Uma canção, uma harmonia mais bela do que tudo que ouvira. E, ao olhar para o antigo espírito, Sargon viu beleza novamente — mas nada mais. A Ganância desaparecera, e o Arauto chorou. O Espírito cantou, confortando, e ele riu entre lágrimas.
“Não,” disse Sargon ao espírito. “São lágrimas boas.”
Podemos aprender, pensou. Podemos fazer melhor.
“Então vamos,” sorriu o Arauto das Profundezas, e seu Peso se desabrochou como uma flor ao sol.
Suas mãos se levantaram e o Mar Mais Profundo surgiu com elas, engolindo exércitos inteiros.
—
Não foi difícil encontrar pessoas que a ajudassem.
Embora os acampamentos fortificados ao redor de Keter fossem lentamente vazios de soldados para o último, desesperado ataque, era impossível esvaziar um campo de guerra de verdade. Assim, Cordélia discretamente buscou aqueles soldados que sabia que provavelmente ficariam para trás, convenceu-os da necessidade do que ia fazer, e agora o momento havia chegado. As guardas ao redor do cadáver do anjo, a ealamal, já eram suas. Isso tinha sido parte dos termos de sua abdicação para Rozala Malanza. Agora, suas fileiras estavam guardadas por veteranos lycaonese e alamano — a maioria salianos e rhenianos — enquanto posições reforçadas eram levantadas ao redor da arma.
Outros soldados seriam deslocados, uma linha de fogo para bestas instalada ao derrubar quaisquer tendas e cabanas que pudessem servir de cobertura, e Cordélia Hasenbach ficou em silêncio enquanto os poucos magos que ela garantira começavam a aplicar as maiores defesas possíveis.

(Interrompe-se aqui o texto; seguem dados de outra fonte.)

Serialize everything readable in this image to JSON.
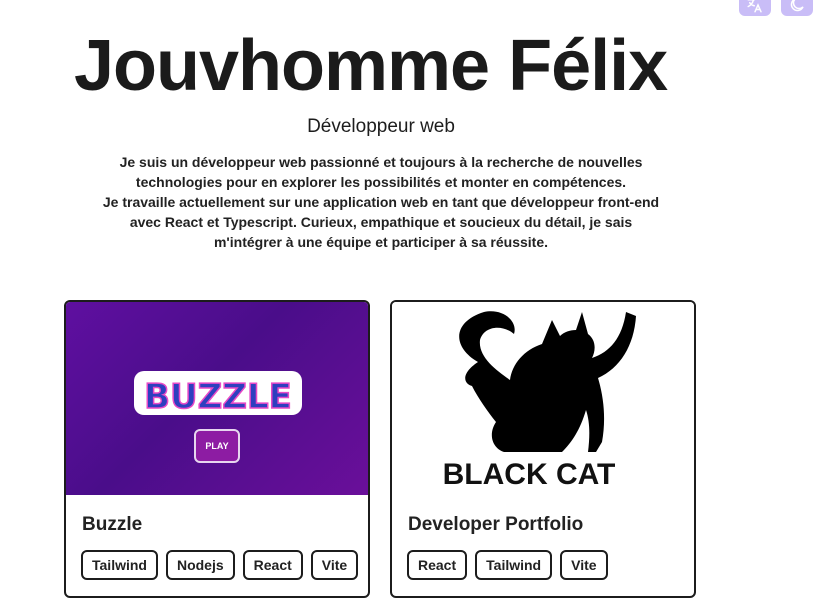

Ela não tinha pedido aos Nomes, mesmo sabendo que alguns poderiam ser simpáticos — porque isso certamente chegaria até Catherine. A Guardiã tinha fama de farejar esse tipo de coisa quando envolvia seus protegidos, mas havia demais soldados para que sequer Catherine Fagulha pudesse vigiar todos eles.
“Vão parecer traição para alguns,” disse Simon de Gorgeault em Voz baixa.
Ela não olhou para o homem que fora um de seus mestres andantes, depois para seu Inquisidor, e não era o último de seus tenentes. O irmão Simon não desejava liderar a Sociedade Santa novamente, isso ela soube há um tempo, mas ainda assim estaria destruindo uma ponte ao ficar com ela hoje. A Primeira Princesa Rozala não esqueceria, e talvez outros mais distantes ainda menos.
“Não passaremos da linha de proteção,” ela respondeu com firmeza.
“Mesmo assim,” ele insistiu.
Ele tinha razão, ela sabia. Mas ela não ia arriscar. A princesa loira tinha o artefato que podia comandar a ealamal, um cadáver de anjo envolto em Luz que purificava o ar só de existir, mas isso não importava se a própria ealamal fosse tomada. Então ela garantiria que isso não acontecesse, mesmo que parecesse traição para alguns. Na verdade, ela admitiria a si mesma, que eles não estavam completamente errados ao ver isso como uma traição. Ela estava assumindo uma autoridade que não fora-lhe concedida por ninguém, pois simplesmente não havia ninguém que tivesse esse direito.
“Então eu responderei por isso,” disse Cordélia Hasenbach. “Se vivermos até o final do dia.”
Sua missão não tinha mudado. Ela manteria os olhos atentos e a mão na guarda, pois, apesar da coragem da Grande Aliança, não havia certeza de vitória hoje. E se o cerco a Keter fosse perdido, se os exércitos do Rei Morto triunfassem, ela faria o que fosse necessário antes que os mortos invadissem o acampamento e tomassem a ealamal. Antes que alguém, vivo ou morto, pudesse impedi-la.
Se fosse preciso queimar metade de Calernia para salvar o resto, Deus perdoe, ela o faria.